I did kind of assume, for a second or two, that this was a classic case of somebody confusing what the character knows with what the author/audience knows. But the more I think about it, the more I feel like it embodies a real generational shift in thinking that I hadn't even managed to fully comprehend until this comment threw it into sharp perspective.
Because, my knee-jerk reaction was to reply to the comment, "She hasn't come out to these people she's only sort-of known for less than a year because it's rural Indiana. In the nineteen-eighties." and let that speak for itself. Because for me and my peers, that would speak for itself. That would be an easy and obvious leap of logic. Because I grew up in a world where you assumed, until proven otherwise, that the general society and everyone around you was homophobic. That it was unsafe to be known to be queer, and to deliberately out yourself required intention and forethought and courage, because you would get negative reactions and you had to be prepared for the fallout. Not from everybody! There were always exceptions! But they were exceptions. And this wasn't something you consciously decided, it wasn't an individual choice, it wasn't an individual response to trauma, it wasn't individual. It was everybody. It was baked in, and you didn't question it because it was so inherently, demonstrably obvious. It was Just The Way The World Is. Everybody can safely be assumed to be homophobic until proven otherwise.
And what this comment really clarified for me, but I've seen in a million tiny clashing assumptions and disconnects and confusions I've run into with The Kids These Days, is that a lot of them have grown up into a world that is...the opposite. There are a lot of queer kids out there who are assuming, by default, that everybody is not homophobic, until proven otherwise. And by and large, the world is not punishing them harshly for making that assumption, the way it once would have.

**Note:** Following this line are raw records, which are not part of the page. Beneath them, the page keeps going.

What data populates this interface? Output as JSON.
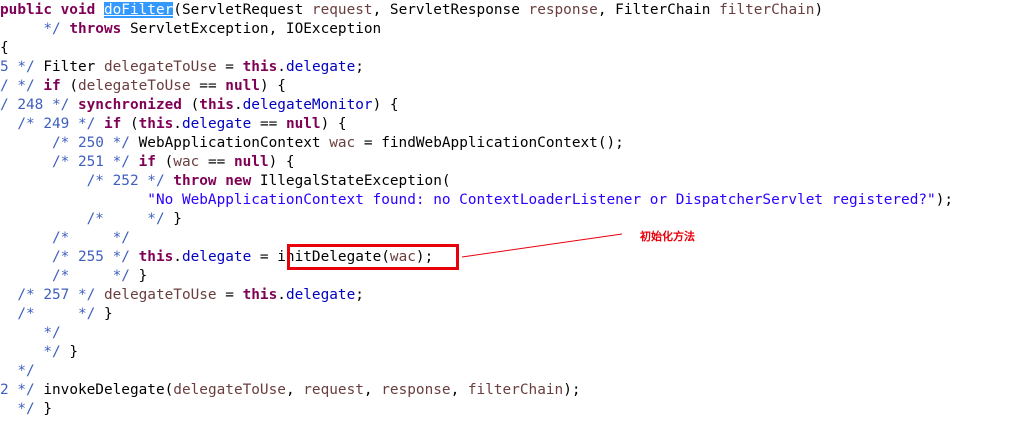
{
  "colors": {
    "keyword": "#7f0055",
    "comment": "#3f5fbf",
    "field": "#0000c0",
    "variable": "#6a3e3e",
    "string": "#2a00ff",
    "selection": "#3399ff",
    "annotation": "#e8000b"
  },
  "annotation": {
    "text": "初始化方法"
  },
  "code_lines": [
    [
      [
        "kw",
        "public void "
      ],
      [
        "hl",
        "doFilter"
      ],
      [
        "id",
        "("
      ],
      [
        "id",
        "ServletRequest "
      ],
      [
        "var",
        "request"
      ],
      [
        "id",
        ", "
      ],
      [
        "id",
        "ServletResponse "
      ],
      [
        "var",
        "response"
      ],
      [
        "id",
        ", "
      ],
      [
        "id",
        "FilterChain "
      ],
      [
        "var",
        "filterChain"
      ],
      [
        "id",
        ")"
      ]
    ],
    [
      [
        "cm",
        "     */ "
      ],
      [
        "kw",
        "throws "
      ],
      [
        "id",
        "ServletException, IOException"
      ]
    ],
    [
      [
        "id",
        "{"
      ]
    ],
    [
      [
        "cm",
        "5 */ "
      ],
      [
        "id",
        "Filter "
      ],
      [
        "var",
        "delegateToUse"
      ],
      [
        "id",
        " = "
      ],
      [
        "kw",
        "this"
      ],
      [
        "id",
        "."
      ],
      [
        "fld",
        "delegate"
      ],
      [
        "id",
        ";"
      ]
    ],
    [
      [
        "cm",
        "/ */ "
      ],
      [
        "kw",
        "if "
      ],
      [
        "id",
        "("
      ],
      [
        "var",
        "delegateToUse"
      ],
      [
        "id",
        " == "
      ],
      [
        "kw",
        "null"
      ],
      [
        "id",
        ") {"
      ]
    ],
    [
      [
        "cm",
        "/ 248 */ "
      ],
      [
        "kw",
        "synchronized "
      ],
      [
        "id",
        "("
      ],
      [
        "kw",
        "this"
      ],
      [
        "id",
        "."
      ],
      [
        "fld",
        "delegateMonitor"
      ],
      [
        "id",
        ") {"
      ]
    ],
    [
      [
        "cm",
        "  /* 249 */ "
      ],
      [
        "kw",
        "if "
      ],
      [
        "id",
        "("
      ],
      [
        "kw",
        "this"
      ],
      [
        "id",
        "."
      ],
      [
        "fld",
        "delegate"
      ],
      [
        "id",
        " == "
      ],
      [
        "kw",
        "null"
      ],
      [
        "id",
        ") {"
      ]
    ],
    [
      [
        "cm",
        "      /* 250 */ "
      ],
      [
        "id",
        "WebApplicationContext "
      ],
      [
        "var",
        "wac"
      ],
      [
        "id",
        " = findWebApplicationContext();"
      ]
    ],
    [
      [
        "cm",
        "      /* 251 */ "
      ],
      [
        "kw",
        "if "
      ],
      [
        "id",
        "("
      ],
      [
        "var",
        "wac"
      ],
      [
        "id",
        " == "
      ],
      [
        "kw",
        "null"
      ],
      [
        "id",
        ") {"
      ]
    ],
    [
      [
        "cm",
        "          /* 252 */ "
      ],
      [
        "kw",
        "throw new "
      ],
      [
        "id",
        "IllegalStateException("
      ]
    ],
    [
      [
        "str",
        "                 \"No WebApplicationContext found: no ContextLoaderListener or DispatcherServlet registered?\""
      ],
      [
        "id",
        ");"
      ]
    ],
    [
      [
        "cm",
        "          /*     */ "
      ],
      [
        "id",
        "}"
      ]
    ],
    [
      [
        "cm",
        "      /*     */"
      ]
    ],
    [
      [
        "cm",
        "      /* 255 */ "
      ],
      [
        "kw",
        "this"
      ],
      [
        "id",
        "."
      ],
      [
        "fld",
        "delegate"
      ],
      [
        "id",
        " = "
      ],
      [
        "id",
        "initDelegate("
      ],
      [
        "var",
        "wac"
      ],
      [
        "id",
        ");"
      ]
    ],
    [
      [
        "cm",
        "      /*     */ "
      ],
      [
        "id",
        "}"
      ]
    ],
    [
      [
        "cm",
        "  /* 257 */ "
      ],
      [
        "var",
        "delegateToUse"
      ],
      [
        "id",
        " = "
      ],
      [
        "kw",
        "this"
      ],
      [
        "id",
        "."
      ],
      [
        "fld",
        "delegate"
      ],
      [
        "id",
        ";"
      ]
    ],
    [
      [
        "cm",
        "  /*     */ "
      ],
      [
        "id",
        "}"
      ]
    ],
    [
      [
        "cm",
        "     */"
      ]
    ],
    [
      [
        "cm",
        "     */ "
      ],
      [
        "id",
        "}"
      ]
    ],
    [
      [
        "cm",
        "  */"
      ]
    ],
    [
      [
        "cm",
        "2 */ "
      ],
      [
        "id",
        "invokeDelegate("
      ],
      [
        "var",
        "delegateToUse"
      ],
      [
        "id",
        ", "
      ],
      [
        "var",
        "request"
      ],
      [
        "id",
        ", "
      ],
      [
        "var",
        "response"
      ],
      [
        "id",
        ", "
      ],
      [
        "var",
        "filterChain"
      ],
      [
        "id",
        ");"
      ]
    ],
    [
      [
        "cm",
        "  */ "
      ],
      [
        "id",
        "}"
      ]
    ]
  ]
}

The whole entire world I knew changed, somehow, very slowly and then all at once. And yes, it does make me feel like a complete space alien just arrived to Earth some days. But also, it makes me feel very hopeful. This is what we wanted for ourselves when we were young and raw and angrily shoving ourselves in everyone's faces to dare them to prove themselves the exception, and this is what I want for The Kids These Days.
(But also please, please, Kids These Days, do try to remember that it has only been this way since extremely recently, and no it is not crazy or pathetic or irrational or whatever to still want to protect yourself and be choosy about who you share important parts of yourself with.)